Dopo una serie di passaggi a Cannes, il grande regista giapponese Hirokazu Kore’eda (autore degli splendidi Father and Son e Little Sister) approdava al concorso di Venezia 2017, prima di tornare a Cannes nel 2018 dove ha vinto la Palma d’oro con Un affare di famiglia. Al Lido quell’anno aveva portato un film molto diverso dai suoi film, spesso ambientati in contesti di famiglia e basati sullo studio dei sentimenti e delle reazioni. Da Il terzo omicidio si è inizialmente spiazzati, con un’introduzione violenta su un brutale omicidio: un uomo uccide una persona in riva a un fiume e poi dà fuoco al cadavere. Arrestato, l’uomo che si chiama Misumi – reduce da trent’anni di carcere per un altro delitto – confessa subito. E rischia la pena di morte: con i suoi precedenti il caso sembra scontato; soprattutto, la confessione sembra blindare l’esito. Ma lo scaltro avvocato Tomoaki Shigemori (suo padre era il giudice che salvò trent’anni prima l’assassino dall’impiccagione), sa il fatto suo e punta a derubricare il delitto (non c’è stata rapina, come sembrava inizialmente) a un fatto per motivi personali (l’uomo era il suo ex datore di lavoro, che l’aveva licenziato), per “alleggerire” l’assassino e fargli avere “solo” l’ergastolo. L’uomo in carcere peraltro inizialmente non collabora, sembra assente, dice e non dice, anzi quando parla si contraddice spesso. E il movente non trapela. Fino poi ad accusare la moglie del morto di averlo assoldato, ma la cosa pare poco credibile. E quella figlia della vittima, che zoppica vistosamente, che legame aveva con l’omicida? E in che rapporti era con il padre?
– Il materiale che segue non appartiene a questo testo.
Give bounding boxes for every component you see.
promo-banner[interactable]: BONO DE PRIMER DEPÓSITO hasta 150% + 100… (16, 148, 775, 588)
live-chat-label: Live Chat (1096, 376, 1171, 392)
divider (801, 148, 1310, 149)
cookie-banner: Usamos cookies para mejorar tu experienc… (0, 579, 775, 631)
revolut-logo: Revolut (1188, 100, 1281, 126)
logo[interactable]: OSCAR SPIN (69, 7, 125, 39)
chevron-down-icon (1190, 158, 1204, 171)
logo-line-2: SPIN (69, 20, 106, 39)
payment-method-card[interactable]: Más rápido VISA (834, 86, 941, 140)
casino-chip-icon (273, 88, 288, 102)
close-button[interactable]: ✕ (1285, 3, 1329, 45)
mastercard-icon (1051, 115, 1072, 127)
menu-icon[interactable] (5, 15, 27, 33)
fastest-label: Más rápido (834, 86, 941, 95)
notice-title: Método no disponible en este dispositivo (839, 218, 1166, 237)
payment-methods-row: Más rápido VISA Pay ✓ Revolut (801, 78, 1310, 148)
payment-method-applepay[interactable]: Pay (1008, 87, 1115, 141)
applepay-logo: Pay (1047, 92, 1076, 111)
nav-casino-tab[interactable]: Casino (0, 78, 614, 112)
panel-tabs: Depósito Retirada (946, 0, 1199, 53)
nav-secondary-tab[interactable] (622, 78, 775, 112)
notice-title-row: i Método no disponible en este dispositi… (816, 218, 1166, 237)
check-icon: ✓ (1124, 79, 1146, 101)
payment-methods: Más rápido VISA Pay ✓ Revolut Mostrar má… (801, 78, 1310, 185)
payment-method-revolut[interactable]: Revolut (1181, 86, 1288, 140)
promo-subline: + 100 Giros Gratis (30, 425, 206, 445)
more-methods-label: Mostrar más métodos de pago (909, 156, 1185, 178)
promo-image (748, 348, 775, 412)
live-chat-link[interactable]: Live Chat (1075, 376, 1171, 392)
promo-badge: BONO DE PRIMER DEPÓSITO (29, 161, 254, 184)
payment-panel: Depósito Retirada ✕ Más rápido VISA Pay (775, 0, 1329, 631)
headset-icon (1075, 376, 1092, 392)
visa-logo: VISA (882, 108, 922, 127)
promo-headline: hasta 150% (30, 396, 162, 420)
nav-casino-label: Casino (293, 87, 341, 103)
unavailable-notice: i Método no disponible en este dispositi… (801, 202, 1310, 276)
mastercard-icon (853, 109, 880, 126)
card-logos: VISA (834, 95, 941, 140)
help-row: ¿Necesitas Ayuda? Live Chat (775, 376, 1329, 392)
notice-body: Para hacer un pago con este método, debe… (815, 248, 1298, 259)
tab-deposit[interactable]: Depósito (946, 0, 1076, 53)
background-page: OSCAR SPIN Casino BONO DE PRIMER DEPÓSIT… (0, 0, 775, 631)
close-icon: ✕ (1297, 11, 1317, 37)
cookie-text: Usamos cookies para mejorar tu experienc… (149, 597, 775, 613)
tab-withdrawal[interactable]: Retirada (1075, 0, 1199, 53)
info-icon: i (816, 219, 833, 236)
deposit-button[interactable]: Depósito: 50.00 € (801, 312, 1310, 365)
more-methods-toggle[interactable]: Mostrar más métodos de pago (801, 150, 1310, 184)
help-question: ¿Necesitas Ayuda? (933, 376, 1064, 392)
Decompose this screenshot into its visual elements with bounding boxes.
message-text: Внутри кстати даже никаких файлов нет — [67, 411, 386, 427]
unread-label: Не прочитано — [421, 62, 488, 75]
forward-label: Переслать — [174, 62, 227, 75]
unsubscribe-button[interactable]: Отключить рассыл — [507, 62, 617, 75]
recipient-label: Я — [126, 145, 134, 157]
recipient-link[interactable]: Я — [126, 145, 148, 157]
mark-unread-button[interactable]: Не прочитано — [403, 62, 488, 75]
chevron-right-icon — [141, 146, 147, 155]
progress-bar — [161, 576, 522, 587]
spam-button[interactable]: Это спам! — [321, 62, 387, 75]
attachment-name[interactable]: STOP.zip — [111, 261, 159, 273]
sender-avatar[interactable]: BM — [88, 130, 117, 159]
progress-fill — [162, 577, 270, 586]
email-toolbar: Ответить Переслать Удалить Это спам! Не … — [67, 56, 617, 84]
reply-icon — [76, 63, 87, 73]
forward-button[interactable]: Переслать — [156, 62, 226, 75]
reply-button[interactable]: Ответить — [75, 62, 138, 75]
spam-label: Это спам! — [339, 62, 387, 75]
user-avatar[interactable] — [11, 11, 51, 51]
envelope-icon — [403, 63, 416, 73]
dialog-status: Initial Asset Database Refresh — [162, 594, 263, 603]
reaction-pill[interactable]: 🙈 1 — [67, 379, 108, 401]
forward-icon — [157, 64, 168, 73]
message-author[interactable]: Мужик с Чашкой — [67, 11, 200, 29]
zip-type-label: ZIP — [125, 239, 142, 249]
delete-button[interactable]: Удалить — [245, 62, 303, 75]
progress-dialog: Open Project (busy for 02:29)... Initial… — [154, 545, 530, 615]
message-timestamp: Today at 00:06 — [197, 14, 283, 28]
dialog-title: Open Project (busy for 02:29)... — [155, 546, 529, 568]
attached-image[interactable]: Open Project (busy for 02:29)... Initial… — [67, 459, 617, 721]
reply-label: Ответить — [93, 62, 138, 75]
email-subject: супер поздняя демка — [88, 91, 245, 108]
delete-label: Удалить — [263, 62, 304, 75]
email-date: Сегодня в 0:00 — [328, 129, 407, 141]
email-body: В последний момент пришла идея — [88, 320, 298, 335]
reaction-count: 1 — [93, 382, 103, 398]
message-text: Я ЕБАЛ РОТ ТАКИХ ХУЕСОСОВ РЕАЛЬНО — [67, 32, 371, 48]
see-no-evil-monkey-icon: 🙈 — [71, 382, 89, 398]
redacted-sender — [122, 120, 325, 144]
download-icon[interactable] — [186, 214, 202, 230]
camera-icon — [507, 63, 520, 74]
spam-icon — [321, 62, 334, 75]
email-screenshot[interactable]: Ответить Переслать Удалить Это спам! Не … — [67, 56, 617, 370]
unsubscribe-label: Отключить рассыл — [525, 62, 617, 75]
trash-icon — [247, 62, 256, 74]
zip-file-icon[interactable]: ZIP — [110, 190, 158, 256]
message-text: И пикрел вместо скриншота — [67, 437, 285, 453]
Il terzo omicidio – miglior film dell’anno nel suo paese lo scorso anno, con 6 premi ai Japan Academy Awards 2018 tra cui miglior film, regia e sceneggiatura – è un giallo esistenziale oscuro e intricato, che inizialmente fatica a catturare l’attenzione dello spettatore; con uno stile meno universale dei precedenti grandi film dell’autore nipponico e con uno stile dimesso tra colori spenti e toni angoscianti (soprattutto nelle scene dei dialoghi avvocato/cliente in prigione) che possono inizialmente respingere. Ma la tensione cresce poi con il passare dei minuti, quando appare chiaro che la soluzione che sembrava evidente è troppo scontata per essere vera: chi entra nella storia con pazienza potrà, alla lunga, essere conquistato da questa storia complessa (a tratti complicata) ma vertiginosa, in cui temi come la giustizia e la verità possono far ricordare a molti Rashomon di Akira Kurosawa. Mentre a noi quel presunto assassino e reo confesso che forse non è, invece, colpevole ci ha ricordato un grande film italiano come Porte aperte di Gianni Amelio (e in quel caso il presunto omicida era Ennio Fantastichini, scomparso un anno fa). Ma sono temi universali, per cui sono da escludere legami diretti con queste o altre opere.

In ogni caso l’intrico di troppi misteri e troppe verità che si accavallano lasciano sempre più confuso l’avvocato – inizialmente interessato solo alla soluzione più “vantaggiosa”, non a quella più giusta – che si appassiona via via al caso. E se anche lo spettatore rischia di essere spiazzato da troppi cambi di prospettiva (anche quello che vede nelle ricostruzioni,  è realmente avvenuto oppure no?), qualcosa rimane di un film che proprio nel finale acquista il suo senso più emotivamente profondo,  tra una ricerca della verità cui non può rinunciare anche uno spregiudicato avvocato, i sentimenti reconditi di persone che non li mostrano, una vita che pareva sprecata e che invece può recuperare in extremis un significato.